Search code examples
apache-sparkpysparkspark-streamingspark-streaming-kafka

Splitting Kafka Message Line by line in Spark Structured Streaming


I want to read a message from Kafka topic in my Spark Structured Streaming job into a data frame. but I am getting entire message in one offset so in data frame only this message is coming into one row instead of multiple rows. (in my case it is 3 rows)

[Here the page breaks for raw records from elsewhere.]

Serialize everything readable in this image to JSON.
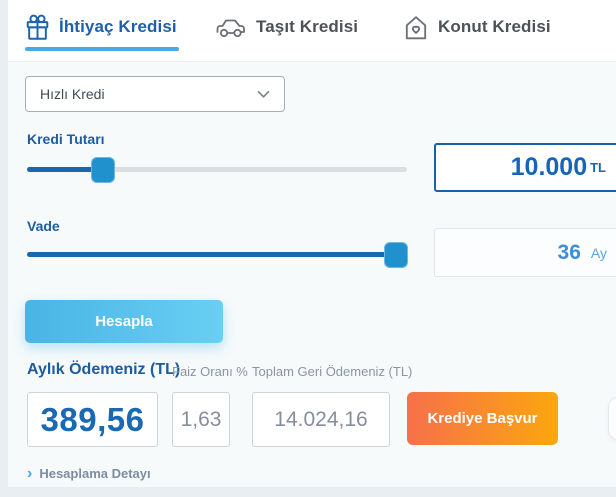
{
  "tabs": {
    "items": [
      {
        "label": "İhtiyaç Kredisi",
        "icon": "gift-icon",
        "active": true
      },
      {
        "label": "Taşıt Kredisi",
        "icon": "car-icon",
        "active": false
      },
      {
        "label": "Konut Kredisi",
        "icon": "house-heart-icon",
        "active": false
      }
    ]
  },
  "loan_type_select": {
    "value": "Hızlı Kredi"
  },
  "amount": {
    "label": "Kredi Tutarı",
    "value": "10.000",
    "unit": "TL",
    "slider_fill": "20%"
  },
  "term": {
    "label": "Vade",
    "value": "36",
    "unit": "Ay",
    "slider_fill": "97%"
  },
  "calculate_button": {
    "label": "Hesapla"
  },
  "results": {
    "monthly": {
      "label": "Aylık Ödemeniz (TL)",
      "value": "389,56"
    },
    "rate": {
      "label": "Faiz Oranı %",
      "value": "1,63"
    },
    "total": {
      "label": "Toplam Geri Ödemeniz (TL)",
      "value": "14.024,16"
    }
  },
  "apply_button": {
    "label": "Krediye Başvur"
  },
  "details_link": {
    "chevron": "›",
    "label": "Hesaplama Detayı"
  },
  "colors": {
    "active_tab": "#1f5fa9",
    "tab_underline": "#4ba9e0",
    "slider_fill": "#1b67ad",
    "slider_handle": "#2191ce",
    "calc_gradient_start": "#49b4e5",
    "calc_gradient_end": "#69cff3",
    "apply_gradient_start": "#f7704a",
    "apply_gradient_end": "#fba70e",
    "primary_value": "#1a69b4"
  }
}
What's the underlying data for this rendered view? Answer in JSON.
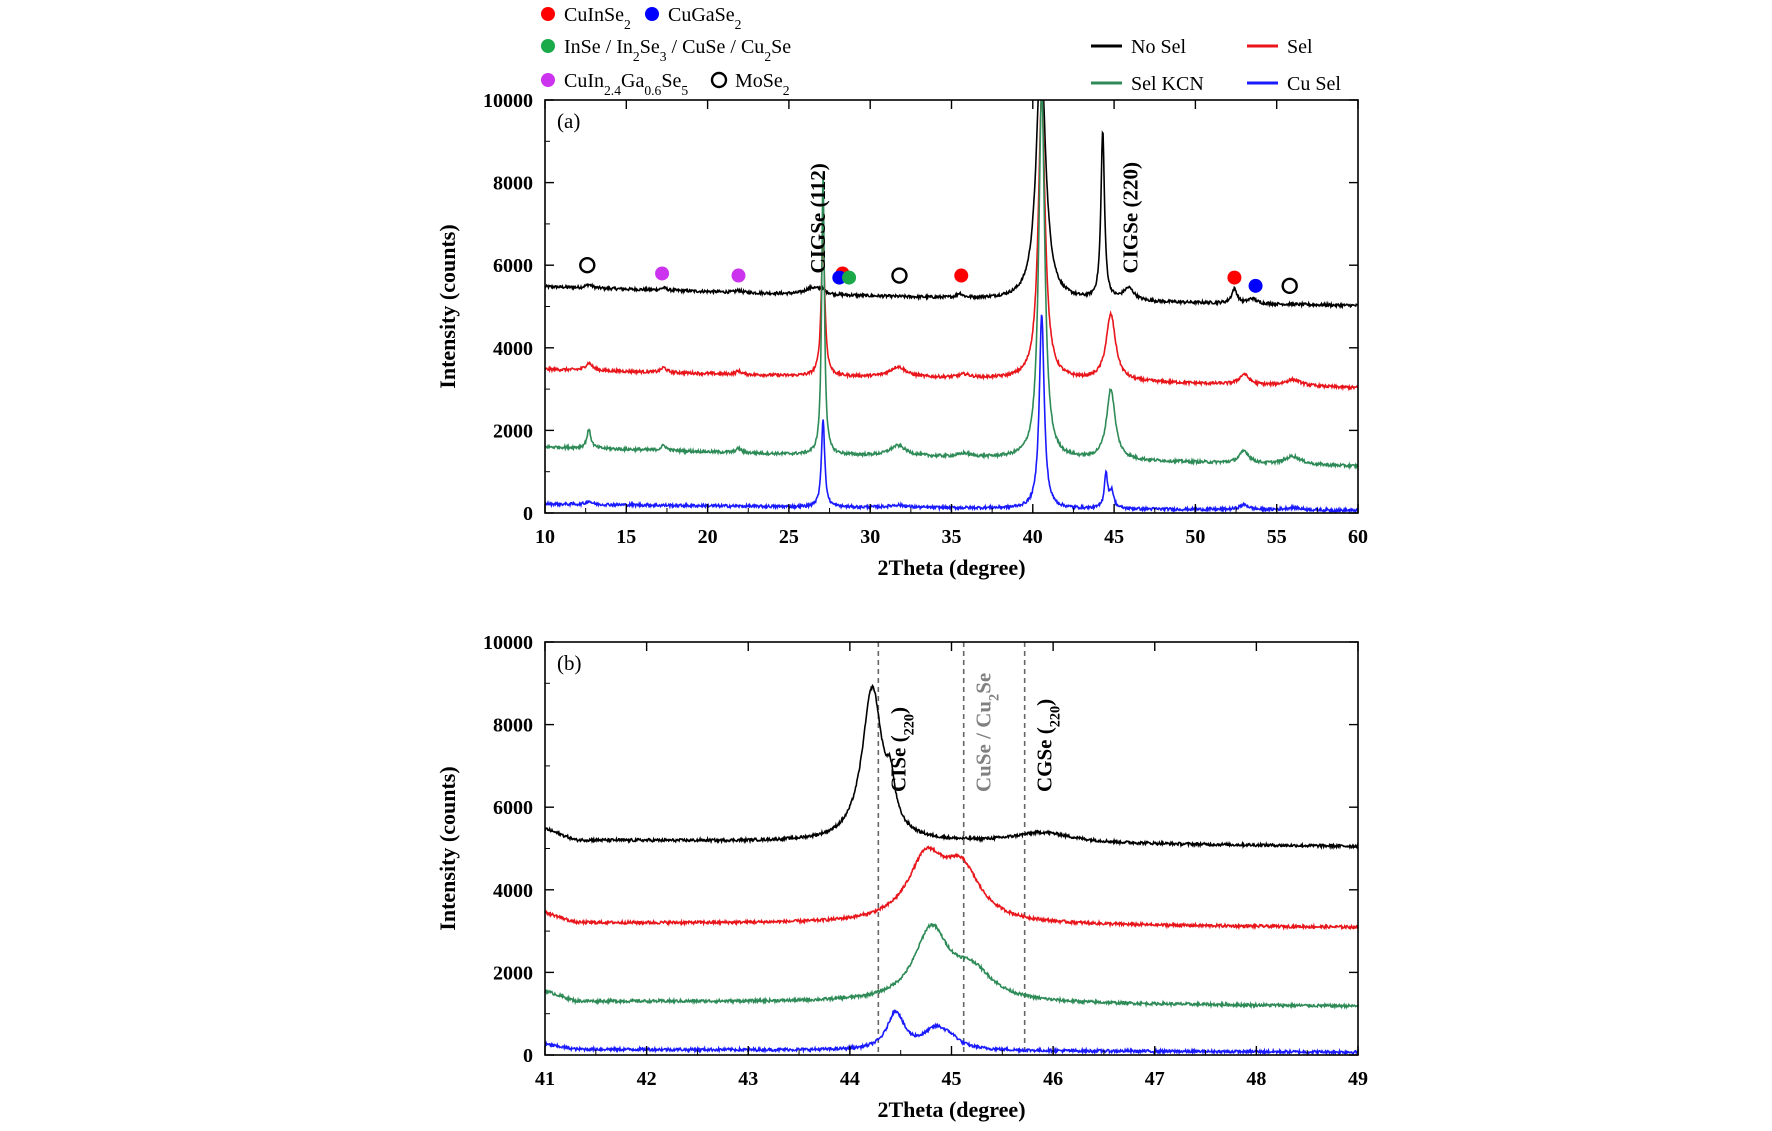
{
  "colors": {
    "no_sel": "#000000",
    "sel": "#e8151b",
    "sel_kcn": "#2e8b57",
    "cu_sel": "#1a1aff",
    "phase_cuinse2": "#ff0000",
    "phase_cugase2": "#0000ff",
    "phase_inse": "#1aaa4a",
    "phase_cuin24": "#cc33ee",
    "phase_mose2": "#000000",
    "ref_line": "#666666",
    "cuse_label": "#808080"
  },
  "legend": {
    "phases": [
      {
        "symbol": "filled-circle",
        "color": "#ff0000",
        "label": "CuInSe2"
      },
      {
        "symbol": "filled-circle",
        "color": "#0000ff",
        "label": "CuGaSe2"
      },
      {
        "symbol": "filled-circle",
        "color": "#1aaa4a",
        "label": "InSe / In2Se3 / CuSe / Cu2Se"
      },
      {
        "symbol": "filled-circle",
        "color": "#cc33ee",
        "label": "CuIn2.4Ga0.6Se5"
      },
      {
        "symbol": "open-circle",
        "color": "#000000",
        "label": "MoSe2"
      }
    ],
    "series": [
      {
        "label": "No Sel",
        "color": "#000000"
      },
      {
        "label": "Sel",
        "color": "#e8151b"
      },
      {
        "label": "Sel KCN",
        "color": "#2e8b57"
      },
      {
        "label": "Cu Sel",
        "color": "#1a1aff"
      }
    ]
  },
  "chart_data": [
    {
      "type": "line",
      "panel_label": "(a)",
      "xlabel": "2Theta (degree)",
      "ylabel": "Intensity (counts)",
      "xlim": [
        10,
        60
      ],
      "ylim": [
        0,
        10000
      ],
      "xticks": [
        10,
        15,
        20,
        25,
        30,
        35,
        40,
        45,
        50,
        55,
        60
      ],
      "yticks": [
        0,
        2000,
        4000,
        6000,
        8000,
        10000
      ],
      "grid": false,
      "legend_position": "top",
      "annotations": [
        {
          "text": "CIGSe (112)",
          "x": 26.8,
          "y": 5800,
          "rotation": -90
        },
        {
          "text": "CIGSe (220)",
          "x": 46.0,
          "y": 5800,
          "rotation": -90
        }
      ],
      "phase_markers": [
        {
          "x": 12.6,
          "y": 6000,
          "phase": "MoSe2"
        },
        {
          "x": 17.2,
          "y": 5800,
          "phase": "CuIn2.4Ga0.6Se5"
        },
        {
          "x": 21.9,
          "y": 5750,
          "phase": "CuIn2.4Ga0.6Se5"
        },
        {
          "x": 28.3,
          "y": 5800,
          "phase": "CuInSe2"
        },
        {
          "x": 28.1,
          "y": 5700,
          "phase": "CuGaSe2"
        },
        {
          "x": 28.7,
          "y": 5700,
          "phase": "InSe / In2Se3 / CuSe / Cu2Se"
        },
        {
          "x": 31.8,
          "y": 5750,
          "phase": "MoSe2"
        },
        {
          "x": 35.6,
          "y": 5750,
          "phase": "CuInSe2"
        },
        {
          "x": 52.4,
          "y": 5700,
          "phase": "CuInSe2"
        },
        {
          "x": 53.7,
          "y": 5500,
          "phase": "CuGaSe2"
        },
        {
          "x": 55.8,
          "y": 5500,
          "phase": "MoSe2"
        }
      ],
      "series": [
        {
          "name": "No Sel",
          "baseline": [
            [
              10,
              5480
            ],
            [
              25,
              5300
            ],
            [
              40,
              5150
            ],
            [
              60,
              5020
            ]
          ],
          "peaks": [
            [
              12.7,
              80,
              0.25
            ],
            [
              17.3,
              60,
              0.2
            ],
            [
              21.9,
              50,
              0.2
            ],
            [
              26.4,
              150,
              0.5
            ],
            [
              27.0,
              100,
              0.3
            ],
            [
              35.5,
              100,
              0.2
            ],
            [
              40.5,
              6000,
              0.35
            ],
            [
              44.3,
              4100,
              0.13
            ],
            [
              45.9,
              300,
              0.4
            ],
            [
              52.4,
              350,
              0.2
            ],
            [
              53.5,
              120,
              0.3
            ]
          ]
        },
        {
          "name": "Sel",
          "baseline": [
            [
              10,
              3480
            ],
            [
              25,
              3320
            ],
            [
              40,
              3240
            ],
            [
              60,
              3030
            ]
          ],
          "peaks": [
            [
              12.7,
              180,
              0.25
            ],
            [
              17.3,
              120,
              0.2
            ],
            [
              21.9,
              80,
              0.2
            ],
            [
              27.1,
              3400,
              0.13
            ],
            [
              31.7,
              250,
              0.6
            ],
            [
              35.8,
              80,
              0.4
            ],
            [
              40.55,
              6900,
              0.25
            ],
            [
              44.8,
              1600,
              0.35
            ],
            [
              53.0,
              250,
              0.35
            ],
            [
              56.0,
              150,
              0.6
            ]
          ]
        },
        {
          "name": "Sel KCN",
          "baseline": [
            [
              10,
              1600
            ],
            [
              25,
              1420
            ],
            [
              40,
              1320
            ],
            [
              60,
              1130
            ]
          ],
          "peaks": [
            [
              12.7,
              450,
              0.15
            ],
            [
              17.3,
              120,
              0.2
            ],
            [
              21.9,
              100,
              0.2
            ],
            [
              27.1,
              6800,
              0.1
            ],
            [
              31.7,
              250,
              0.6
            ],
            [
              35.8,
              80,
              0.4
            ],
            [
              40.55,
              9000,
              0.22
            ],
            [
              44.8,
              1700,
              0.32
            ],
            [
              53.0,
              300,
              0.35
            ],
            [
              56.0,
              200,
              0.6
            ]
          ]
        },
        {
          "name": "Cu Sel",
          "baseline": [
            [
              10,
              220
            ],
            [
              25,
              150
            ],
            [
              40,
              110
            ],
            [
              60,
              60
            ]
          ],
          "peaks": [
            [
              12.7,
              80,
              0.2
            ],
            [
              27.1,
              2150,
              0.12
            ],
            [
              31.7,
              60,
              0.6
            ],
            [
              40.55,
              4700,
              0.18
            ],
            [
              44.5,
              850,
              0.12
            ],
            [
              44.85,
              420,
              0.15
            ],
            [
              53.0,
              120,
              0.35
            ],
            [
              56.0,
              60,
              0.6
            ]
          ]
        }
      ]
    },
    {
      "type": "line",
      "panel_label": "(b)",
      "xlabel": "2Theta (degree)",
      "ylabel": "Intensity (counts)",
      "xlim": [
        41,
        49
      ],
      "ylim": [
        0,
        10000
      ],
      "xticks": [
        41,
        42,
        43,
        44,
        45,
        46,
        47,
        48,
        49
      ],
      "yticks": [
        0,
        2000,
        4000,
        6000,
        8000,
        10000
      ],
      "grid": false,
      "reference_lines": [
        {
          "x": 44.28,
          "label": "CISe (220)",
          "label_color": "#000000"
        },
        {
          "x": 45.12,
          "label": "CuSe / Cu2Se",
          "label_color": "#808080"
        },
        {
          "x": 45.72,
          "label": "CGSe (220)",
          "label_color": "#000000"
        }
      ],
      "series": [
        {
          "name": "No Sel",
          "baseline": [
            [
              41,
              5480
            ],
            [
              41.3,
              5200
            ],
            [
              44,
              5150
            ],
            [
              46,
              5120
            ],
            [
              49,
              5050
            ]
          ],
          "peaks": [
            [
              44.22,
              3700,
              0.12
            ],
            [
              44.4,
              900,
              0.05
            ],
            [
              45.9,
              250,
              0.35
            ]
          ]
        },
        {
          "name": "Sel",
          "baseline": [
            [
              41,
              3450
            ],
            [
              41.3,
              3200
            ],
            [
              44,
              3170
            ],
            [
              49,
              3090
            ]
          ],
          "peaks": [
            [
              44.75,
              1500,
              0.22
            ],
            [
              45.1,
              1200,
              0.22
            ]
          ]
        },
        {
          "name": "Sel KCN",
          "baseline": [
            [
              41,
              1550
            ],
            [
              41.3,
              1300
            ],
            [
              44,
              1270
            ],
            [
              49,
              1180
            ]
          ],
          "peaks": [
            [
              44.8,
              1700,
              0.2
            ],
            [
              45.2,
              700,
              0.25
            ]
          ]
        },
        {
          "name": "Cu Sel",
          "baseline": [
            [
              41,
              260
            ],
            [
              41.3,
              140
            ],
            [
              44,
              110
            ],
            [
              49,
              70
            ]
          ],
          "peaks": [
            [
              44.45,
              900,
              0.1
            ],
            [
              44.85,
              500,
              0.15
            ],
            [
              45.0,
              150,
              0.1
            ]
          ]
        }
      ]
    }
  ]
}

When I print this message I am getting below output:

enter image description here

The message "Text1", "Text2" and "Text3" I want in 3 rows in data frame so that I can process further.

Please help me.


Solution

  • you can use a user defined function (UDF) to convert the message string into a sequence of strings, and then apply the explode function on that column, to create a new row for each element in the sequence:

    As illustrated below (in scala, same principle applies to pyspark):

    case class KafkaMessage(offset: Long, message: String)
    
    import org.apache.spark.sql.functions.udf
    import org.apache.spark.sql.functions.explode
    
    val df = sc.parallelize(List(KafkaMessage(1000, "Text1\nText2\nText3"))).toDF()
    
    val splitString = udf { s: String => s.split('\n') }
    
    df.withColumn("splitMsg", explode(splitString($"message")))
      .select("offset", "splitMsg")
      .show()
    

    this will yield the following output:

    +------+--------+
    |offset|splitMsg|
    +------+--------+
    |  1000|   Text1|
    |  1000|   Text2|
    |  1000|   Text3|
    +------+--------+